Owners promised to build the hotel as part of the original agreement. But as the state lawmakers saw less-than-expected revenues in the early years of casinos, and mulled changes to gambling law and taxation, Hollywood Casino — which also notched revenues below projections — effectively dropped the plan in 2015.
Presenting to the committee Monday were representatives of Penn Gaming and the Kansas Speedway, which jointly own KCK’s Hollywood Casino through the business entity Kansas Entertainment LLC. They pitched a hotel with at least 125 guest rooms. Construction would start by the end of 2026.
The proposed hotel would be half the size of the one initially promised, though owners say there is room for expansion if the market supports that down the line. Developers pointed to decreasing vacancy rates at neighboring hotels as an indicator of a strong demand even as more hotel rooms are being built, including a Margaritaville resort that is part of the sprawling Homefield development in western Wyandotte County.
Other benefits of building the hotel, the owners say, are the temporary construction and permanent hotel jobs that will follow. A project plan is still incomplete, and the owners are working with a yet-to-be-named third-party hotel partner to move the ball forward.
At the same time as Penn Gaming seeks support from the Unified Government to bolster its case to extend its contract, Hollywood Casino is proposing an increase of its local charitable contributions from $500,000 to $850,000 annually.
During the first hearing on the matter Monday evening, a few committee members questioned one drafted provision of the agreement that would stop annual penalty payments to the Unified Government for two years.
Every year since the clock ran out on the promised hotel, the Unified Government’s coffers received a hefty fine — a 1% stake in annual casino revenue, calculated through Hollywood Casino’s state gaming contract — to cover the tab of unrealized tax growth.
In 2024, Hollywood Casino’s revenues topped $162 million, figures from the Kansas Racing and Gaming Commission show.
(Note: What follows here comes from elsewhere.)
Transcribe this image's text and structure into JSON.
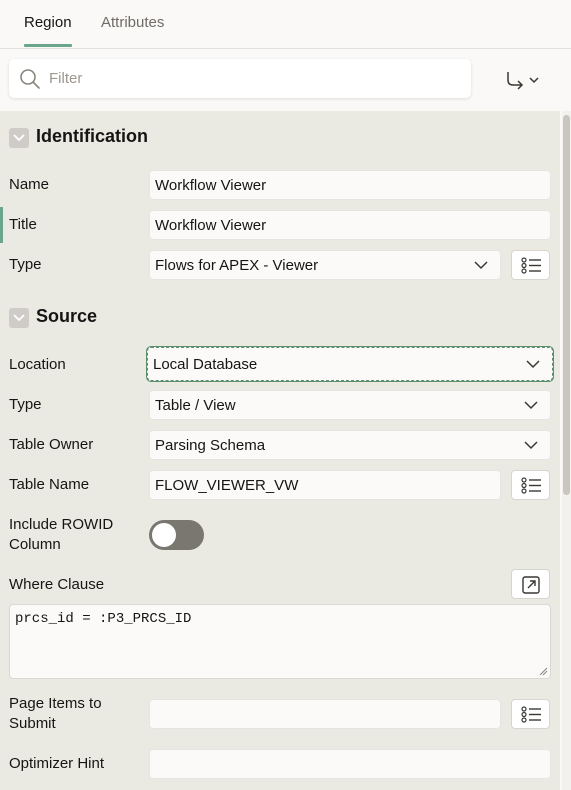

Last year the Unified Government received $1.1 million from the penalty, according to budget documents.
In 2023, the Kansas City Business Journal reported that Kansas Entertainment had paid $12 million in penalties to the Unified Government since 2015.
Commissioner Chuck Stites, 7th District, voiced discomfort with the idea of giving Hollywood Casino a break on the penalty for the next two years before the hotel is built.
“Right now they’re paying it because they haven’t built a hotel,” Stites said, adding that he ultimately wants to see a hotel built instead of an annual penalty. “And if they still haven’t built a hotel, why would we shoot ourselves in the foot by letting them off the hook?”
At-Large Commissioner Tom Burroughs, 2nd District, recommended keeping the penalty phases intact moving forward. He noted the Unified Government’s tight spending plan for 2025 already depends on that money.
Jeff Morris, Penn’s vice president of public affairs, said Hollywood Casino may be agreeable to a continued payment of the penalty until there is material progress on the hotel.
The committee, by a 4-2 vote, advanced the proposed agreement with directions to its lawyers to draft language concerning the penalties and for the proposal to see broader discussion by all commissioners. It is scheduled to be up for consideration by the Unified Government Board of Commissioners in late October.